The National Sleep Foundation advises that a healthy adult needs between 7-9 hours of sleep while babies, children and teens need much more for their growth and development.

“However, what we often end up overlooking is the quality of sleep that we’re getting which is a crucial factor for the maintenance of our overall well-being. A good quality sleep ensures that we wake up feeling fresh, well-rested, alert and can function well throughout the day. People who are sleep deprived or deficient struggle with productivity, concentration and efficiency”, says Damini Grover, an Author and founder of I’m Powered – Center for Counseling and Well-being, Delhi

Quality sleep has also been linked with greater hormonal and metabolic balance. It also aids in reducing mental health concerns such as anxiety and depression. Despite its numerous benefits, we still tend to take our bodies and sleep for granted. We tend to reduce our sleeping hours to maximize the time spent on other pursuits when it should be the other way round. The better the quality of our sleep, the more productive and efficient we will be at work and in our studies.

Damini lists down some things that we must keep in mind while addressing sleep deprivation or deficiency:

1. Focus on getting quality sleep: Even if we sleep for 6 hours, it should be a deep, relaxing sleep that enables us to wake up feeling fresh and energized.

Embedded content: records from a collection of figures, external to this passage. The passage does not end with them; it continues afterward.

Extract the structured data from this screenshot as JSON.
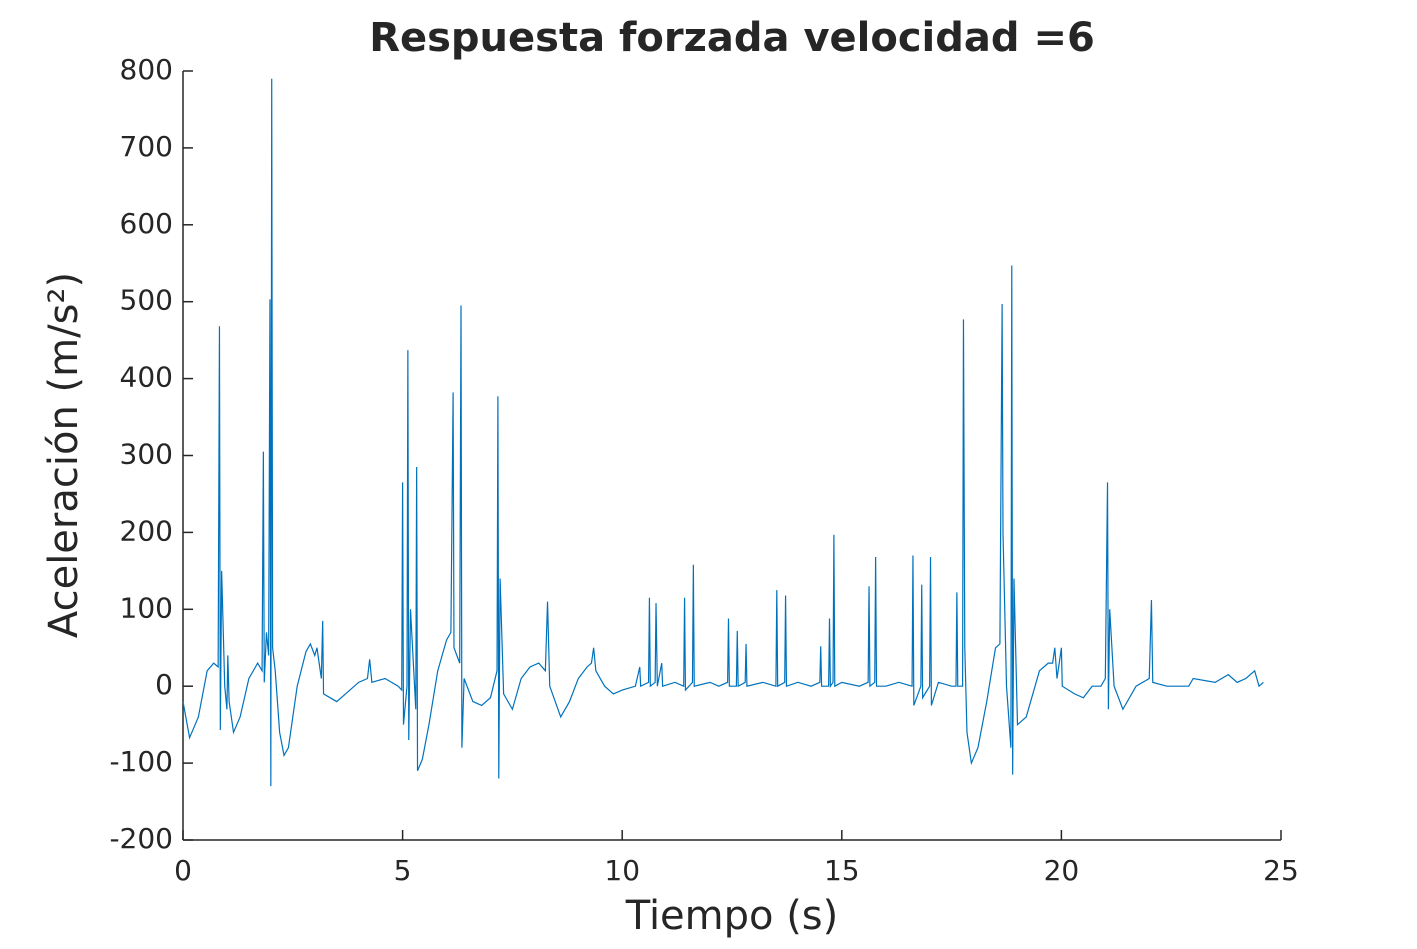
{
  "chart_data": {
    "type": "line",
    "title": "Respuesta forzada velocidad =6",
    "xlabel": "Tiempo (s)",
    "ylabel": "Aceleración (m/s²)",
    "xlim": [
      0,
      25
    ],
    "xticks": [
      0,
      5,
      10,
      15,
      20,
      25
    ],
    "ylim": [
      -200,
      800
    ],
    "yticks": [
      -200,
      -100,
      0,
      100,
      200,
      300,
      400,
      500,
      600,
      700,
      800
    ],
    "grid": false,
    "series": [
      {
        "color": "#0072bd",
        "x": [
          0,
          0.15,
          0.35,
          0.55,
          0.7,
          0.8,
          0.83,
          0.85,
          0.88,
          0.95,
          1.0,
          1.02,
          1.05,
          1.15,
          1.3,
          1.5,
          1.7,
          1.8,
          1.83,
          1.85,
          1.9,
          1.95,
          1.98,
          2.0,
          2.02,
          2.04,
          2.1,
          2.2,
          2.3,
          2.4,
          2.6,
          2.8,
          2.9,
          3.0,
          3.05,
          3.15,
          3.18,
          3.2,
          3.5,
          3.7,
          4.0,
          4.2,
          4.25,
          4.3,
          4.6,
          4.9,
          4.98,
          5.0,
          5.02,
          5.1,
          5.12,
          5.14,
          5.18,
          5.3,
          5.32,
          5.34,
          5.45,
          5.6,
          5.8,
          6.0,
          6.1,
          6.15,
          6.17,
          6.3,
          6.33,
          6.35,
          6.4,
          6.6,
          6.8,
          7.0,
          7.15,
          7.17,
          7.19,
          7.22,
          7.3,
          7.5,
          7.7,
          7.9,
          8.1,
          8.25,
          8.3,
          8.35,
          8.6,
          8.8,
          9.0,
          9.2,
          9.3,
          9.35,
          9.4,
          9.6,
          9.8,
          10.0,
          10.3,
          10.4,
          10.42,
          10.6,
          10.62,
          10.64,
          10.75,
          10.77,
          10.8,
          10.9,
          10.92,
          11.2,
          11.4,
          11.42,
          11.44,
          11.6,
          11.62,
          11.64,
          12.0,
          12.2,
          12.4,
          12.42,
          12.44,
          12.6,
          12.62,
          12.64,
          12.8,
          12.82,
          12.84,
          13.2,
          13.5,
          13.52,
          13.54,
          13.7,
          13.72,
          13.74,
          14.0,
          14.3,
          14.5,
          14.52,
          14.54,
          14.7,
          14.72,
          14.74,
          14.8,
          14.82,
          14.84,
          15.0,
          15.4,
          15.6,
          15.62,
          15.64,
          15.75,
          15.77,
          15.79,
          16.0,
          16.3,
          16.6,
          16.62,
          16.64,
          16.8,
          16.82,
          16.84,
          17.0,
          17.02,
          17.04,
          17.2,
          17.5,
          17.6,
          17.62,
          17.64,
          17.75,
          17.77,
          17.8,
          17.85,
          17.95,
          18.1,
          18.3,
          18.5,
          18.6,
          18.65,
          18.67,
          18.75,
          18.85,
          18.87,
          18.89,
          18.92,
          19.0,
          19.2,
          19.5,
          19.7,
          19.8,
          19.85,
          19.9,
          20.0,
          20.02,
          20.3,
          20.5,
          20.7,
          20.9,
          21.0,
          21.05,
          21.07,
          21.1,
          21.2,
          21.4,
          21.7,
          22.0,
          22.05,
          22.08,
          22.4,
          22.9,
          23.0,
          23.5,
          23.8,
          24.0,
          24.2,
          24.4,
          24.5,
          24.6
        ],
        "values": [
          -20,
          -67,
          -40,
          20,
          30,
          25,
          468,
          -57,
          150,
          0,
          -30,
          40,
          -20,
          -60,
          -40,
          10,
          30,
          20,
          305,
          5,
          70,
          40,
          503,
          -130,
          790,
          50,
          20,
          -60,
          -90,
          -80,
          0,
          45,
          55,
          40,
          50,
          10,
          85,
          -10,
          -20,
          -10,
          5,
          10,
          35,
          5,
          10,
          0,
          -5,
          265,
          -50,
          0,
          437,
          -70,
          100,
          -30,
          285,
          -110,
          -95,
          -50,
          20,
          60,
          70,
          382,
          50,
          30,
          495,
          -80,
          10,
          -20,
          -25,
          -15,
          20,
          377,
          -120,
          140,
          -10,
          -30,
          10,
          25,
          30,
          20,
          110,
          0,
          -40,
          -20,
          10,
          25,
          30,
          50,
          20,
          0,
          -10,
          -5,
          0,
          25,
          0,
          5,
          115,
          0,
          5,
          108,
          0,
          30,
          0,
          5,
          0,
          115,
          -5,
          5,
          158,
          0,
          5,
          0,
          5,
          88,
          0,
          0,
          72,
          0,
          5,
          55,
          0,
          5,
          0,
          125,
          0,
          5,
          118,
          0,
          5,
          0,
          5,
          52,
          0,
          0,
          88,
          0,
          5,
          197,
          0,
          5,
          0,
          5,
          130,
          0,
          5,
          168,
          0,
          0,
          5,
          0,
          170,
          -25,
          0,
          132,
          -15,
          0,
          168,
          -25,
          5,
          0,
          0,
          122,
          0,
          0,
          477,
          50,
          -60,
          -100,
          -80,
          -20,
          50,
          55,
          497,
          200,
          0,
          -80,
          547,
          -115,
          140,
          -50,
          -40,
          20,
          30,
          30,
          50,
          10,
          50,
          0,
          -10,
          -15,
          0,
          0,
          10,
          265,
          -30,
          100,
          0,
          -30,
          0,
          10,
          112,
          5,
          0,
          0,
          10,
          5,
          15,
          5,
          10,
          20,
          0,
          5
        ]
      }
    ]
  }
}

2. Maintain a sleep schedule: When we keep changing our sleeping and waking up times, our body is constantly trying to adjust. This misaligned body clock can then give rise to sleep disorders and other health concerns like obesity, diabetes etc. Therefore, it’s important to go off to bed and wake up at or around a particular time and be consistent so that the body can adjust.

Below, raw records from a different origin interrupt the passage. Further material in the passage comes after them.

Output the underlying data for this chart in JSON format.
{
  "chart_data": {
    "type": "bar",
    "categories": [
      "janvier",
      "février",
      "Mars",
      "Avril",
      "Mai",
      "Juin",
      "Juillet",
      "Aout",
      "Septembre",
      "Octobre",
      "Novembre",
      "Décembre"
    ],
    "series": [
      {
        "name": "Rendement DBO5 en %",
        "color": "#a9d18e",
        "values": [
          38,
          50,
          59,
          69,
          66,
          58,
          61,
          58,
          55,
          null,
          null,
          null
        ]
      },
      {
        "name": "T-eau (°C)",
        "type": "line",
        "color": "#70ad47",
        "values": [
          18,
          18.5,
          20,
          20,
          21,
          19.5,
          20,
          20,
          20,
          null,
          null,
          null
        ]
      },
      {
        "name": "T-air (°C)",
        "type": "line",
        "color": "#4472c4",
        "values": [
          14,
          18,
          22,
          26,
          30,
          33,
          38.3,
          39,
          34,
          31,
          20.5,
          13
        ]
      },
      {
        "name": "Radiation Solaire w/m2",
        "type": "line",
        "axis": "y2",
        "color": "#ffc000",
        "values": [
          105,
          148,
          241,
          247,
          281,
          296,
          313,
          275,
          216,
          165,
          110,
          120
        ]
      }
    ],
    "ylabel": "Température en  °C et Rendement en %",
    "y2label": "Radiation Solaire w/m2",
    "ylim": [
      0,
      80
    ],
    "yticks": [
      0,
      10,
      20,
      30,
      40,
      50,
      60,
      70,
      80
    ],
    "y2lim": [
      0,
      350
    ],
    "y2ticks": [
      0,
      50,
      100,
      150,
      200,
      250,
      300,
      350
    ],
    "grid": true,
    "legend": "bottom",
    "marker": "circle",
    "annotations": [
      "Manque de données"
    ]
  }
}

3. Start your day with something that relaxes you: Often people procrastinate sleeping because they feel they don’t look forward to the activities the next day. Starting the day with some relaxation activities like meditation, yoga, walking or indulging in your hobby gives your mind and body a good enough reason to wake up and carry on the day with this ‘feel-good factor.

4. ‘Unwind’ before going to bed: As much as we’d like to believe that using our phones just before going to sleep is akin to relaxation, it’s not. Several studies have shown that the blue light emitted by mobile phones restrains the production of melatonin which is essential for regulating the sleep-wake cycle. In addition, the use of our phones right before going to bed actually puts our brains into an alert mode. The simple act of scrolling the phone ups the brain’s engagement quotient which is a direct contradiction to relaxation.

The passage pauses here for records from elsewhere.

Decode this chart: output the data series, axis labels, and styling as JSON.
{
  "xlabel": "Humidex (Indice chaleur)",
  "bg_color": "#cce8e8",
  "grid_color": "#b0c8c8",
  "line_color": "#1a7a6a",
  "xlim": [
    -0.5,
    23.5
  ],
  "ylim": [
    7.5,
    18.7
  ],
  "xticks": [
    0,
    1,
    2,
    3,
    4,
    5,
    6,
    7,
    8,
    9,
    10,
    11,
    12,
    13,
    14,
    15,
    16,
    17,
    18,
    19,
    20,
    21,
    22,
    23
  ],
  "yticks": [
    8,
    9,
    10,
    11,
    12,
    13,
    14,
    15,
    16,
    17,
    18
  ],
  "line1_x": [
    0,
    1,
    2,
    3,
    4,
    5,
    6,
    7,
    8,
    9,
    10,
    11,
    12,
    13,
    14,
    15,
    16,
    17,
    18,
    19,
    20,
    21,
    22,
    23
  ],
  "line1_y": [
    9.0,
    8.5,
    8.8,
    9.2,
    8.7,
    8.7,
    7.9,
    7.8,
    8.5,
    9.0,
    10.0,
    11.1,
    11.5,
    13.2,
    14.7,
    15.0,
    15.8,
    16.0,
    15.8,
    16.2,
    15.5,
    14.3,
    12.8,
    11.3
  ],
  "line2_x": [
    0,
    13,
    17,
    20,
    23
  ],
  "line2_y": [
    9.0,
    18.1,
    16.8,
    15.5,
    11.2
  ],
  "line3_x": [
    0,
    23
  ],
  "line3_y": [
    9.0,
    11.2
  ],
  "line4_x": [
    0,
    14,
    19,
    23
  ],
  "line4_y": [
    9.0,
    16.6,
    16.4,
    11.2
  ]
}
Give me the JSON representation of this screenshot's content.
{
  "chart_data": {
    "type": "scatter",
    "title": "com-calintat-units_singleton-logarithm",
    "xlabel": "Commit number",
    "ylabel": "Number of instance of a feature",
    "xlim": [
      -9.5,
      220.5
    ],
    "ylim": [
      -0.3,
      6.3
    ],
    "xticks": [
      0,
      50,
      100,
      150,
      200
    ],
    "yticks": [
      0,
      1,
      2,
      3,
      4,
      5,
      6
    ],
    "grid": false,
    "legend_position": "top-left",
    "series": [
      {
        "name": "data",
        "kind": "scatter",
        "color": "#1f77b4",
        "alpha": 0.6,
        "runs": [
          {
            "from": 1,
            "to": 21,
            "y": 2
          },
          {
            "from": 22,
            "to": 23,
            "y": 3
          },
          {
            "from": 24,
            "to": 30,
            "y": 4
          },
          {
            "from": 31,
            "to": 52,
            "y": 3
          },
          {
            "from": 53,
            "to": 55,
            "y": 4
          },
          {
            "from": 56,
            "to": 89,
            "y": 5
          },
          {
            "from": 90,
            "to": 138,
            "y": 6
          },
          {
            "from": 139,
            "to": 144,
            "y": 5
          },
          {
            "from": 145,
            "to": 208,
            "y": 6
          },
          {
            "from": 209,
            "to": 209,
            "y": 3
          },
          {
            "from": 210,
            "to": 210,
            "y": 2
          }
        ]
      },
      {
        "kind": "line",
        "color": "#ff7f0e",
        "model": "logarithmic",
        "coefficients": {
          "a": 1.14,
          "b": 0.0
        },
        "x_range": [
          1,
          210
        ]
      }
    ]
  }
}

5. Keep at least a 2-hour gap between dinner and sleep: This allows the body enough time to engage in the process of digestion and reduces gastric distress which ultimately interferes with sleep.

There are still a lot of things that we are still coming to terms with. With so much information that our brains and bodies need to process, a good night’s sleep is extremely crucial for our effective functioning.

We often end up compromising on sleep whereas, we need to be maximizing the quality of it to support our well-being and productivity.